Over 3.5 billion Lenses have been created by the community. Stories — Snapchat invented the Stories format in 2013 (24-hour disappearing photo/video collections).
Every major social platform copied it. Snap Map — a real-time map showing friends' locations and local events.
Used by hundreds of millions and particularly popular with Gen Z. Spotlight — Snap's TikTok competitor: a feed of short-form vertical videos from the community, with creators earning a share of revenue.
Dandy
Dandy Scanner — provided to dental practices, captures a full 3D digital impression of the patient's mouth in minutes. No more putty molds.
Cloud-based case management platform where dentists submit scans, approve designs, and track orders. AI-powered restoration design that generates crown and veneer designs automatically from 3D scans, reducing turnaround from weeks to days.
Digital dental lab network with automated CNC milling and 3D printing for manufacturing restorations. Shade matching technology using AI to color-match restorations to surrounding teeth.

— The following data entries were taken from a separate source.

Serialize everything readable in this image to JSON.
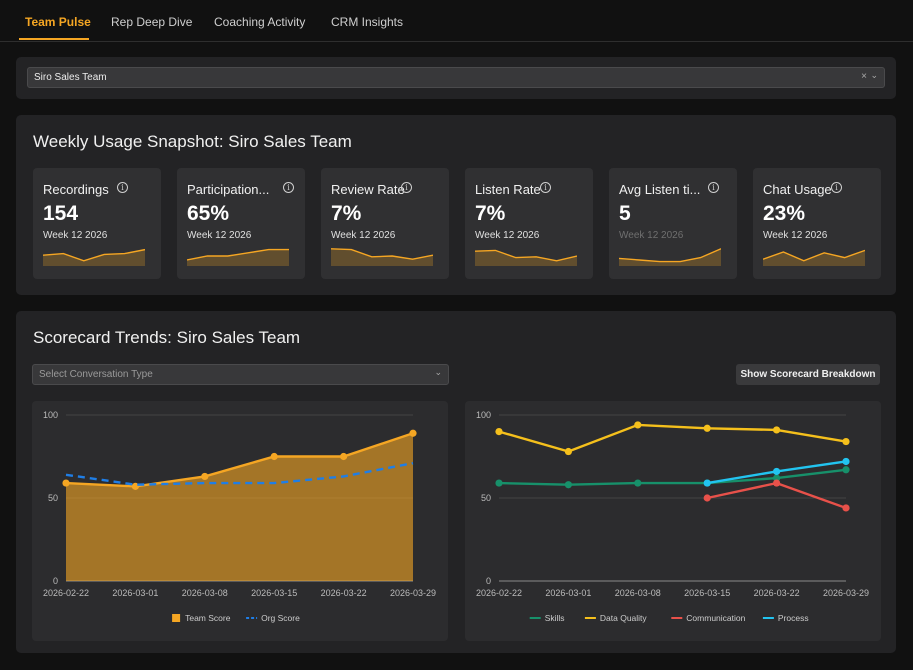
{
  "tabs": [
    {
      "label": "Team Pulse",
      "active": true
    },
    {
      "label": "Rep Deep Dive",
      "active": false
    },
    {
      "label": "Coaching Activity",
      "active": false
    },
    {
      "label": "CRM Insights",
      "active": false
    }
  ],
  "team_select": {
    "value": "Siro Sales Team",
    "clear_glyph": "×",
    "chevron_glyph": "⌄"
  },
  "snapshot": {
    "title": "Weekly Usage Snapshot: Siro Sales Team",
    "cards": [
      {
        "title": "Recordings",
        "value": "154",
        "week": "Week 12 2026",
        "week_dim": false,
        "spark": [
          0.55,
          0.65,
          0.2,
          0.6,
          0.65,
          0.9
        ]
      },
      {
        "title": "Participation...",
        "value": "65%",
        "week": "Week 12 2026",
        "week_dim": false,
        "spark": [
          0.25,
          0.5,
          0.5,
          0.7,
          0.9,
          0.9
        ]
      },
      {
        "title": "Review Rate",
        "value": "7%",
        "week": "Week 12 2026",
        "week_dim": false,
        "spark": [
          0.95,
          0.9,
          0.45,
          0.5,
          0.3,
          0.55
        ]
      },
      {
        "title": "Listen Rate",
        "value": "7%",
        "week": "Week 12 2026",
        "week_dim": false,
        "spark": [
          0.8,
          0.85,
          0.4,
          0.45,
          0.2,
          0.5
        ]
      },
      {
        "title": "Avg Listen ti...",
        "value": "5",
        "week": "Week 12 2026",
        "week_dim": true,
        "spark": [
          0.35,
          0.25,
          0.15,
          0.15,
          0.4,
          0.95
        ]
      },
      {
        "title": "Chat Usage",
        "value": "23%",
        "week": "Week 12 2026",
        "week_dim": false,
        "spark": [
          0.3,
          0.75,
          0.2,
          0.7,
          0.4,
          0.85
        ]
      }
    ]
  },
  "scorecard": {
    "title": "Scorecard Trends: Siro Sales Team",
    "conversation_placeholder": "Select Conversation Type",
    "breakdown_button": "Show Scorecard Breakdown"
  },
  "chart_data": [
    {
      "type": "area",
      "title": "",
      "xlabel": "",
      "ylabel": "",
      "ylim": [
        0,
        100
      ],
      "yticks": [
        "0",
        "50",
        "100"
      ],
      "categories": [
        "2026-02-22",
        "2026-03-01",
        "2026-03-08",
        "2026-03-15",
        "2026-03-22",
        "2026-03-29"
      ],
      "series": [
        {
          "name": "Team Score",
          "values": [
            59,
            57,
            63,
            75,
            75,
            89
          ],
          "color": "#f5a623",
          "style": "area"
        },
        {
          "name": "Org Score",
          "values": [
            64,
            58,
            59,
            59,
            63,
            71
          ],
          "color": "#1f7ee6",
          "style": "dashed"
        }
      ],
      "legend": "bottom"
    },
    {
      "type": "line",
      "title": "",
      "xlabel": "",
      "ylabel": "",
      "ylim": [
        0,
        100
      ],
      "yticks": [
        "0",
        "50",
        "100"
      ],
      "categories": [
        "2026-02-22",
        "2026-03-01",
        "2026-03-08",
        "2026-03-15",
        "2026-03-22",
        "2026-03-29"
      ],
      "series": [
        {
          "name": "Skills",
          "values": [
            59,
            58,
            59,
            59,
            62,
            67
          ],
          "color": "#17906a"
        },
        {
          "name": "Data Quality",
          "values": [
            90,
            78,
            94,
            92,
            91,
            84
          ],
          "color": "#f5c01c"
        },
        {
          "name": "Communication",
          "values": [
            null,
            null,
            null,
            50,
            59,
            44
          ],
          "color": "#e8514a"
        },
        {
          "name": "Process",
          "values": [
            null,
            null,
            null,
            59,
            66,
            72
          ],
          "color": "#22c4f0"
        }
      ],
      "legend": "bottom"
    }
  ]
}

Integration with practice management software so cases flow seamlessly from scan to delivery.
WHO BACKED THEM
Snap Inc.
Benchmark led the Series A — one of the most legendary early-stage investments in tech history. Lightspeed Venture Partners invested early.
Tencent bought a 12% stake, giving Snap a strategic investor from the world's largest gaming company. Alibaba, General Atlantic, and Fidelity participated in later rounds.
The March 2017 IPO raised $3.4 billion at a $24 billion valuation — Spiegel was 26 years old.
Dandy
Investors include Bessemer Venture Partners, IVP, DST Global, and IA Ventures. Series C in 2023 valued the company at approximately $1.8 billion.